A columnist on Hope Not Hate magazine, Camus' debut in Issue 1 of Hope Not Hate back in March saw him examine the rise of Marine Le Pen of the Front National, and her attempts to repackage the party founded by her fascist father. In France the rise of Islam over the past three decades has arguably been even more controversial than it has in the UK, due to French concepts of laicite - a historical form of secularism that seeks to keep religion out of the state.

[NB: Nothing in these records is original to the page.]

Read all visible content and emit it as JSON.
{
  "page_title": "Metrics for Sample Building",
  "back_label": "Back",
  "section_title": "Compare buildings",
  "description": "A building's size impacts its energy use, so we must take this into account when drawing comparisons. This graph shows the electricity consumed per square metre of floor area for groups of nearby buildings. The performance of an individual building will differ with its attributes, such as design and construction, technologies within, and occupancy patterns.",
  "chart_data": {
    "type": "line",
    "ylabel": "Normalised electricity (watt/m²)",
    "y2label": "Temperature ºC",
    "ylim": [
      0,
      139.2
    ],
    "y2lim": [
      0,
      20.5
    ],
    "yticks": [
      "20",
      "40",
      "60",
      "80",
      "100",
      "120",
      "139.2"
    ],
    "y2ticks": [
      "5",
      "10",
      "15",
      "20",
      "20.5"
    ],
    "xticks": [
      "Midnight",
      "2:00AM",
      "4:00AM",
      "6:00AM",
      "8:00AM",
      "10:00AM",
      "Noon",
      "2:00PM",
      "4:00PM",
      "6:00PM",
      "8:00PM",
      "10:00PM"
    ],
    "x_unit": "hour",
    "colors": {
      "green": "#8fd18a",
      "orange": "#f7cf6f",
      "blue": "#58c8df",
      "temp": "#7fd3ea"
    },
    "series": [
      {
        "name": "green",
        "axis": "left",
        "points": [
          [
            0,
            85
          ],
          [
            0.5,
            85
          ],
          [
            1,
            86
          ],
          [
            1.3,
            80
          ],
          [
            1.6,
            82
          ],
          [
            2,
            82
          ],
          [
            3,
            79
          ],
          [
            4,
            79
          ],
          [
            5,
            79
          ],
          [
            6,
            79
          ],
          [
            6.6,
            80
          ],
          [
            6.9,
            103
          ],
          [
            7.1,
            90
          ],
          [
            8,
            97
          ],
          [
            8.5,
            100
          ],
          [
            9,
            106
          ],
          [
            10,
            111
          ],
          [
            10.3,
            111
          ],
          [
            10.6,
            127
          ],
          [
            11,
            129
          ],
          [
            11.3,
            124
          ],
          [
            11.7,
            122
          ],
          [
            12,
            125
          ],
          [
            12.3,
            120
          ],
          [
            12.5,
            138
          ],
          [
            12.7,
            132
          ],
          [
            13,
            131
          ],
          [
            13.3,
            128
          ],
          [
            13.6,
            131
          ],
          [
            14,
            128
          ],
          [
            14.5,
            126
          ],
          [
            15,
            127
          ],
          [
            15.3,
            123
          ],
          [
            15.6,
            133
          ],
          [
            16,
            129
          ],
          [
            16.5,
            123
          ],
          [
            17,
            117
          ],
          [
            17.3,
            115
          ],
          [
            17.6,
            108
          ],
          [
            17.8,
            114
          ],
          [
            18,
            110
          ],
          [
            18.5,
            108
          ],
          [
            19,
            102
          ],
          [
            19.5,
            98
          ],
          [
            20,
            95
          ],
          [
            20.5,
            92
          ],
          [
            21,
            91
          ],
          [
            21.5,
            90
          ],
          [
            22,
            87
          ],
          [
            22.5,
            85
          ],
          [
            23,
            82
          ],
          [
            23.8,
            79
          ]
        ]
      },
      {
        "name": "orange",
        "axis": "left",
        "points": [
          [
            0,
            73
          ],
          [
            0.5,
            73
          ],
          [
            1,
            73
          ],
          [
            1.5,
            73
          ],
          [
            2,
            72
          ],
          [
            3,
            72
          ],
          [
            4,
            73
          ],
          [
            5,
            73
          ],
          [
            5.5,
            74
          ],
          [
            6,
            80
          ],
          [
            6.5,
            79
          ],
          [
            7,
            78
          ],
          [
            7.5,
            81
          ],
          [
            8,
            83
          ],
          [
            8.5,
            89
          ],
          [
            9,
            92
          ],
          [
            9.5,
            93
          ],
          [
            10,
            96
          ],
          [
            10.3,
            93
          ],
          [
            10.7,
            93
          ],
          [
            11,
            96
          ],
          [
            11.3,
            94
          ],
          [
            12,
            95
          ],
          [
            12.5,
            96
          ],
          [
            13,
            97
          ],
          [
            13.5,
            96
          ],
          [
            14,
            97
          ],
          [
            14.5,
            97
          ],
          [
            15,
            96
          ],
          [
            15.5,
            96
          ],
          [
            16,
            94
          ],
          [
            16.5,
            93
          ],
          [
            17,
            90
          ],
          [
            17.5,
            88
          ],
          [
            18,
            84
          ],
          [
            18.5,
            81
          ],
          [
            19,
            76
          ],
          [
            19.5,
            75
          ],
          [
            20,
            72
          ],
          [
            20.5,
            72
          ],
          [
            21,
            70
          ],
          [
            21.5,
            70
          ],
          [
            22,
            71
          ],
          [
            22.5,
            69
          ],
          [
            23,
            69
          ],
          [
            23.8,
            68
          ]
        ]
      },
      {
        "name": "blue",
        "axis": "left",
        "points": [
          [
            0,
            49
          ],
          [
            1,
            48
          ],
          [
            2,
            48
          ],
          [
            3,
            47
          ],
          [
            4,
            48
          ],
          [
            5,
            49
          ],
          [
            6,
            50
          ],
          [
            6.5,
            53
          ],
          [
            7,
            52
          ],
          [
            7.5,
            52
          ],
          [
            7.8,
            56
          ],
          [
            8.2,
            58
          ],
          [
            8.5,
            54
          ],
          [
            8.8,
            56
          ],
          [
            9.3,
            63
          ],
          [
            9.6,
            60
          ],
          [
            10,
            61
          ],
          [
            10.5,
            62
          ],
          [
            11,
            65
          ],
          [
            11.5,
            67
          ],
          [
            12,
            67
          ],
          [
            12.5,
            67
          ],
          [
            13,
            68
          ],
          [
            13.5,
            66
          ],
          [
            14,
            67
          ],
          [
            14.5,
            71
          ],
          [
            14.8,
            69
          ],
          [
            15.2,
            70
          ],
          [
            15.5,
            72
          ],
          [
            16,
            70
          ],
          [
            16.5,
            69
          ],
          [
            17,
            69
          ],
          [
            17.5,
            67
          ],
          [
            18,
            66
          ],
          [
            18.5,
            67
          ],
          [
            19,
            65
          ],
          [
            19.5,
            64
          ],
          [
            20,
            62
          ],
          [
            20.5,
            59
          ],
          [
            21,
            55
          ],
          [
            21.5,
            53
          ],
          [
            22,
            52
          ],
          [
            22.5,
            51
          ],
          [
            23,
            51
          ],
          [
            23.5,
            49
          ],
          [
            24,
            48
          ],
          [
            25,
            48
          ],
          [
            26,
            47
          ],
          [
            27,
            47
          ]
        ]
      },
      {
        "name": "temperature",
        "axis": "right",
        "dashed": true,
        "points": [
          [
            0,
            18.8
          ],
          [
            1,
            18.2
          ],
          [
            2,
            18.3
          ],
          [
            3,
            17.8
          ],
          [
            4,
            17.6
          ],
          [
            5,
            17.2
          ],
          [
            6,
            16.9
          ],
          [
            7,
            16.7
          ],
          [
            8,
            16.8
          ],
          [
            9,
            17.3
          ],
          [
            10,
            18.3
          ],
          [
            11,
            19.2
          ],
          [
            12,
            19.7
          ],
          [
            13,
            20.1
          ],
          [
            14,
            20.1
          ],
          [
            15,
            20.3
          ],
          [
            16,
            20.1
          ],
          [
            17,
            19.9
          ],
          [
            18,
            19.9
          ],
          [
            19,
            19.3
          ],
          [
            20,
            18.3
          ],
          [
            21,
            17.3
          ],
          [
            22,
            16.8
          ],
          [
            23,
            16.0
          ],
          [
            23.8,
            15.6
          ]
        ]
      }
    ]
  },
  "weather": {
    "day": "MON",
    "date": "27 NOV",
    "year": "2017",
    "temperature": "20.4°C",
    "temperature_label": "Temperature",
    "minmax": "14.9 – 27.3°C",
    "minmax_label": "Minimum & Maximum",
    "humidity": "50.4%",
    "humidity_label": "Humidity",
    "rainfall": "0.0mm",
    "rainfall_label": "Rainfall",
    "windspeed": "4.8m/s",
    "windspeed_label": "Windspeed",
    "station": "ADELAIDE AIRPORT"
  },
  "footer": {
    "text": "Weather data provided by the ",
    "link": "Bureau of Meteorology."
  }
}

Camus should be well placed to explain this to English readers, and how (allegedly) the French far-right has begun to make use of this concept for its own aims. Instead, Camus writes of Ms Le Pen:
"Unlike her father, Marine Le Pen focuses on Islam much more than the old French colonial and anti-black and anti-Arab racist stereotypes. Also she opposes Islam in the name of secularism, a very French concept that is hostile to religions having an influence on people's minds. Traditionally promoted by the Left, this has been taken up by the FN (and Geert Wilders in the Netherlands and the Swiss Oskar Freysinger) as a way of promoting Islamophobia in a subtle way".
Two problems here. Firstly it is not hard to see how others will use such an analysis to contaminate secularism per se. Follow UK Islamists like Mo Ansar on Twitter, and that is already part of his game. Secondly what is Camus talking ablout when he offers the definition of secularism that he does - what else is religion for other than to influence people's minds? Is it supposed to influence people's shoulders or their feet instead?
Lets hope Camus' original meaning has been somehow lost in translation.